Репин плохой мыслитель. Это человек, вполне зависящий от настроения минуты, от последнего впечатления.
Репин — дитя общества и времени, отвергнувших внешнюю культуру, следовательно, и пластическое искусство. Он развился в эпоху самого чудовищного огрубения формальной стороны русской жизни, и ему негде было найти спасения от этой грубости, негде познать самую суть святой красоты.
В «Крестном ходе» нас, разумеется, не прельщало наивное сопоставление фанатичных богомольцев и грубых жандармов, но исключительно только красота превосходно переданного знойного дня и великолепно выраженного движения живописной толпы. В «Не ждали» наш глаз скользил по ходульной мелодраме, по довольно поверхностно созданным типам, но зато с наслаждением останавливался на превосходно написанном interieur'e, на сильных серых красках, на бодрой, простой живописи. В «Садко» нас поражала выдержанность колорита, в «Иоанне» и «Казаках» — сочность и размах кисти, славные, ясные краски. Во имя всего этого мы готовы были простить как полное отсутствие сказочности в первой картине, так и случайность, эпизодичность и неубедительность в двух последних.

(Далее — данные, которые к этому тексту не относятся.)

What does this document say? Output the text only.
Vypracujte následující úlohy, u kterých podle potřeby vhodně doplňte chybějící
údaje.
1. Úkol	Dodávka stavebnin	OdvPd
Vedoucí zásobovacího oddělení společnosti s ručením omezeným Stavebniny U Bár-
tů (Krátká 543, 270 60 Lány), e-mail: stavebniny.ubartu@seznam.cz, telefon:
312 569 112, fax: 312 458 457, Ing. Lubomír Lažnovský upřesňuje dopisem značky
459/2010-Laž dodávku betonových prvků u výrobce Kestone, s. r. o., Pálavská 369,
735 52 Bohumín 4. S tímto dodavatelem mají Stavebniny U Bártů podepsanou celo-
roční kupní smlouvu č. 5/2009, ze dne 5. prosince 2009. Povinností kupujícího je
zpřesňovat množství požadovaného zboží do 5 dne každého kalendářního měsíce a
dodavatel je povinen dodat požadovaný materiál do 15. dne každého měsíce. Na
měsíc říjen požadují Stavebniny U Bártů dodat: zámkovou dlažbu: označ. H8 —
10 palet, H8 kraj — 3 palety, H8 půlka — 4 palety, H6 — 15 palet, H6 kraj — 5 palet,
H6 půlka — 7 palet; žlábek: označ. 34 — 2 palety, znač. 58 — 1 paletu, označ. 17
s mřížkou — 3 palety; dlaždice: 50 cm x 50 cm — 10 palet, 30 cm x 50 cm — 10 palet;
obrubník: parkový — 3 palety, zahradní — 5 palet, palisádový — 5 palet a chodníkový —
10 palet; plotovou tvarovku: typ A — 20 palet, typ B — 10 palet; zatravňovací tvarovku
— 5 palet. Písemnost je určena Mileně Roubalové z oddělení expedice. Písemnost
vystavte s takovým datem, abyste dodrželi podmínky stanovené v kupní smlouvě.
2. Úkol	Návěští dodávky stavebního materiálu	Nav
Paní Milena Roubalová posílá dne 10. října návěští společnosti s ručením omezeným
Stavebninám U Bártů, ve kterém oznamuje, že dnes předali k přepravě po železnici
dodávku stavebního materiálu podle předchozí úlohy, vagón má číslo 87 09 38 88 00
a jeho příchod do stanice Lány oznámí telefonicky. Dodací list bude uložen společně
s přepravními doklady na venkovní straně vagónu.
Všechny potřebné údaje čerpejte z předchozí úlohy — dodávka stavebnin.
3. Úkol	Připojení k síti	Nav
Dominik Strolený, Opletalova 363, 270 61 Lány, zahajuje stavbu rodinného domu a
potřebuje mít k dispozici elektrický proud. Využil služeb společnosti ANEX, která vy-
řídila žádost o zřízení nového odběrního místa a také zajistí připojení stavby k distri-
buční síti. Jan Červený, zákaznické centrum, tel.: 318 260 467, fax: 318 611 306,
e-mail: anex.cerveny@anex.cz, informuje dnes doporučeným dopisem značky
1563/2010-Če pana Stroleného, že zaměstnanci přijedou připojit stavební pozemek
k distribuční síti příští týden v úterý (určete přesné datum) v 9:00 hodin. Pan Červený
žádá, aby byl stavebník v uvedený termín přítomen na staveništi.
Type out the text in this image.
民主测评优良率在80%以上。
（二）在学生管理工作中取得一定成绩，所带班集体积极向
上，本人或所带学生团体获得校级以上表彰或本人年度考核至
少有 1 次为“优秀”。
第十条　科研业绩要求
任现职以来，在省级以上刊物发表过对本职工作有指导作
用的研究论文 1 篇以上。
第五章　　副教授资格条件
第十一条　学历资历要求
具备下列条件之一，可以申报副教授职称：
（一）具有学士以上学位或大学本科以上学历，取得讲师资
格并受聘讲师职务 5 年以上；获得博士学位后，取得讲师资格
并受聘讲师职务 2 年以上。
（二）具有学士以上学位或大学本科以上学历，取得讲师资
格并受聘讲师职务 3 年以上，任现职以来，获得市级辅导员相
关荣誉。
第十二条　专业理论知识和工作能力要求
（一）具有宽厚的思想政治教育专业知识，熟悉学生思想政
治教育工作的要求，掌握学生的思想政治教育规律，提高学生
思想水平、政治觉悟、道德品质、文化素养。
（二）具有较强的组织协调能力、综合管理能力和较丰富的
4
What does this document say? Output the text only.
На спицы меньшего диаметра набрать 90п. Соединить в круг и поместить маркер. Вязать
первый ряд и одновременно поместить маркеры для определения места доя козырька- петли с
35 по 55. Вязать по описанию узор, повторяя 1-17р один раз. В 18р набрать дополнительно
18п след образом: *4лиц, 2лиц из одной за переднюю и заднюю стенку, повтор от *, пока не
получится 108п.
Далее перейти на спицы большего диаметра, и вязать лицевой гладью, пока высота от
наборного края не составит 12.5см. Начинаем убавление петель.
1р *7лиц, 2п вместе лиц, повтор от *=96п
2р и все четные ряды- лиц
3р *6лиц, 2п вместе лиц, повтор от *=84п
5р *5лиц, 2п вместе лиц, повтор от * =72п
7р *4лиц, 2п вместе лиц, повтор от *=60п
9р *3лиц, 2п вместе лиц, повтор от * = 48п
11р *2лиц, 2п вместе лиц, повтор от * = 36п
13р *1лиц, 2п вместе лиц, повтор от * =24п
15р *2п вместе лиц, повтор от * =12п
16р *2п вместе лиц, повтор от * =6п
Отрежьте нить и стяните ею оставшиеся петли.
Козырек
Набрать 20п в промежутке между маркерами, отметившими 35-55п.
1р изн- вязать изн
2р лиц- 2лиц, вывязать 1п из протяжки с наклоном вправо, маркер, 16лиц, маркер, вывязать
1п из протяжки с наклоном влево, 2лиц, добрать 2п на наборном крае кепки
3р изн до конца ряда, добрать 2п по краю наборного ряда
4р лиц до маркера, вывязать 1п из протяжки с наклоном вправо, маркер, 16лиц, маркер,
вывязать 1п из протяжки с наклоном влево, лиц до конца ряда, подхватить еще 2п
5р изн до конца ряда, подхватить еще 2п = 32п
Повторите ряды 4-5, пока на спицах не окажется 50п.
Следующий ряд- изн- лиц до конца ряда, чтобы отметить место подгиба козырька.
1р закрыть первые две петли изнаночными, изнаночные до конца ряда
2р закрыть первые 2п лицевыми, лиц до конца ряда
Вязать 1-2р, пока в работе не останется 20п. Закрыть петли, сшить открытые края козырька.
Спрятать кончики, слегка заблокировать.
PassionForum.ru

… приложив затем «эту общеевропейскую» мерку к тому, что было сделано в нашем художестве, сейчас же обнаружился низкий художественный уровень нашей живописи. При этом оказалось, несмотря на все желание выгородить прежнего бога, что и Репин не чужд общих недостатков, общего варварства. И он по сравнению с истинными колоссами европейского искусства показался теперь вовсе не таким великим и поразительным, каким он прежде представлялся. Его ореол живописца померк, и тотчас же стала досадливо колоть глаза «содержательная» сторона его картин.
Обзор всего творения Репина в целом заставляет нас хоронить одну из самых драгоценных иллюзий. Чисто живописные достоинства репинских произведений оказываются далеко не столь высокими, как нам казалось прежде, зато литературная сторона его картин и даже портретов неприятно колет глаза, а в иных случаях представляется прямо невыносимой.
… там же, где мы прежде видели живописное великолепие, «равное Рембрандту и Веласкесу», нас теперь поражает что-то сырое, художественно непродуманное и не культурное: мятый, сбитый рисунок, «приблизительные» краски, жесткая, небрежная живопись. Репин, бесспорно, огромный, но малоразвитый и в то же время вовсе не наивный талант.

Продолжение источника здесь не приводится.